Wax and justice

In Posts on April 19, 2011 at 11:56 pm

René Descartes, the seventeenth-century French mathematician and philosopher, conducted a famous thought-experiment with a ball of wax. He took the wax, heated it at a fire, and observed that its appearance to his senses—its shape, color, and texture—changed completely. Yet it was still the same ball of wax. Descartes concluded that he apprehended the true nature of the wax, its “waxness,” with his mind alone.

I think Descartes came to the wrong conclusion. Rather, the idea of “wax” is only that—an idea. Descartes labeled the thing in his hand “wax” before and after melting it, but that doesn’t make his label the object’s “true nature.” Isn’t it more accurate to say that a ball of wax has no true nature (in the way Descartes meant) except what our minds give it? Didn’t Descartes miss the evident fact that concepts don’t exist separately from the people having them? Shakespeare, writing around the same time, nailed this question twice: first with “A rose by any other name…” and next with “There is nothing either good or bad, but thinking makes it so.” England wins again.

This bears on things more interesting than wax. We often ask questions like, “What is justice?”—as if we could catch justice with a butterfly net, or land a spaceship on it. In fact, justice is a subjective human experience, inseparable from the humans experiencing it. To the extent that we enjoy shared values, most people will find our sense of justice triggered by similar stimuli; but to conclude that justice is a real thing somewhere out there, separate from our experience of it, is mistaken. “Justice” is a shared experience, like “the taste of strawberries”: not identical for all, irreducibly subjective, but closely enough agreed upon to allow for meaningful discussion about it. Rather than looking for justice out there in the solar system, we should recognize its malleability, and work on developing the most useful personal experience of it—an experience that treats others as ourselves, and includes people (and animals?) we normally overlook.

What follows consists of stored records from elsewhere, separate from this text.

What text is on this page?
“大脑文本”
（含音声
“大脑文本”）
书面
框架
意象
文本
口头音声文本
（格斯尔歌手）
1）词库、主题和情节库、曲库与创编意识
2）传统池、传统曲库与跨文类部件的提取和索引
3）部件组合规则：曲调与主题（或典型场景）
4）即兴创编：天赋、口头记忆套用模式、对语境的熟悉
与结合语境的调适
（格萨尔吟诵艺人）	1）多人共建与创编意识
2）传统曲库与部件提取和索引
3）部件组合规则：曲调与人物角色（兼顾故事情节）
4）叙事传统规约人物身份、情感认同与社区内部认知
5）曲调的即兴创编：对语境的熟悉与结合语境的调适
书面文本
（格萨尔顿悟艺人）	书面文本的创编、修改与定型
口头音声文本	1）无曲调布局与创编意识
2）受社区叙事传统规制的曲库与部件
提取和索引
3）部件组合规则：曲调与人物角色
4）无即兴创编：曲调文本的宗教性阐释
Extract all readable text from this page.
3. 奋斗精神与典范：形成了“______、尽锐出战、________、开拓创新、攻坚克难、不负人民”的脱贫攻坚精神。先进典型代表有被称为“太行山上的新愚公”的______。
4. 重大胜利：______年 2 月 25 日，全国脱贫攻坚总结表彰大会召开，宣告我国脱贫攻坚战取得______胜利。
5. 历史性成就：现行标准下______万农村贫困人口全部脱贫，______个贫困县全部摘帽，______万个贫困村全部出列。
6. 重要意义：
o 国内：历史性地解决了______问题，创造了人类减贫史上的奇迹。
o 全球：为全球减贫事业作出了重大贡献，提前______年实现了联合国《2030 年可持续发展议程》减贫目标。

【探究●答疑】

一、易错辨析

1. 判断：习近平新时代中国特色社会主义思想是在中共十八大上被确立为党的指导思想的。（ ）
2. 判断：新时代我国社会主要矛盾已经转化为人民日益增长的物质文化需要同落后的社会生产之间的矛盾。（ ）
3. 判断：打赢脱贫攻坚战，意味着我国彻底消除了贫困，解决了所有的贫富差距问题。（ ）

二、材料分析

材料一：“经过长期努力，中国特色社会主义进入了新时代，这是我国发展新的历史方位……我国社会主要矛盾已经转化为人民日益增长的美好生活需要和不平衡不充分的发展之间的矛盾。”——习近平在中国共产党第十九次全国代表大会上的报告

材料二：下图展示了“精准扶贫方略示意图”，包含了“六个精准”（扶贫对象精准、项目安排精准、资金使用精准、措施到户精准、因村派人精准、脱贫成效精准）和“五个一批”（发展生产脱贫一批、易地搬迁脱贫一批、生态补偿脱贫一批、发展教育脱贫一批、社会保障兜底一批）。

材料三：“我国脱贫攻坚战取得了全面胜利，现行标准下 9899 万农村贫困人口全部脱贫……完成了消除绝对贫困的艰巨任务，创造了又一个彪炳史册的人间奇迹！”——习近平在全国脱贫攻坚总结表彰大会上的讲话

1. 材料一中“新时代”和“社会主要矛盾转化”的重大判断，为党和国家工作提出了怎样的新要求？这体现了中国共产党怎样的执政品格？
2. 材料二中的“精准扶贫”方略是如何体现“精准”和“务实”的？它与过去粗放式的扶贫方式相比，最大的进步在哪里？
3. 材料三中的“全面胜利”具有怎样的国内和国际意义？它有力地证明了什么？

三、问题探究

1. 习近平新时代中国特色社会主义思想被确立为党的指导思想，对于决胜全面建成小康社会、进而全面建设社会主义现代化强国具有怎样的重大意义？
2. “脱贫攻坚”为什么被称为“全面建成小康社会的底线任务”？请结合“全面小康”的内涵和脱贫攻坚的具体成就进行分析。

  1. The relative world never works, just as positions one takes on that world, such as justice, never work. It is not based on reality, so its judgements are flawed, which is fortunate for attorneys who make money on the flaws.
    The relative world is what we use until the absolute is revealed to us. There would be no need for concepts such as justice if everyone were enlightened, because in the perfection of true reality the question of just or not never arose, since everything is naturally perfect in each moment. This is why sacred world is talked about in Buddhism. In this world, dog shit and orchids are form and form IS emptiness, and that constant reminder of emptiness, the most perfect experience known to man,sanctifies everything.
    So, your comments on justice, are quite removed from what is ultimately important in human experience. Of course you are not writing to those who see the world that way,and i am not saying your comments are wrong, only, trying to help another Buddhist practitioner to sort the wheat from the chaff.
    You may wonder if these comments are pie in the sky or pollyannaish and question what kind of a reaction a realized person who experiences sacred world would have to someone stealing their car. They would call the police and try every way they could to get the car back and apprehend the thieves, while in every moment seeing the phone they picked up,the thoughts of concern entering their mind, the forms the police filled out, as form that IS emptiness, with the blissful freedom and lessening of the heavy handed realness of the world it provides. If for an instant, however, they lost that view they would be cooked by emotion like anyone else in the same situation.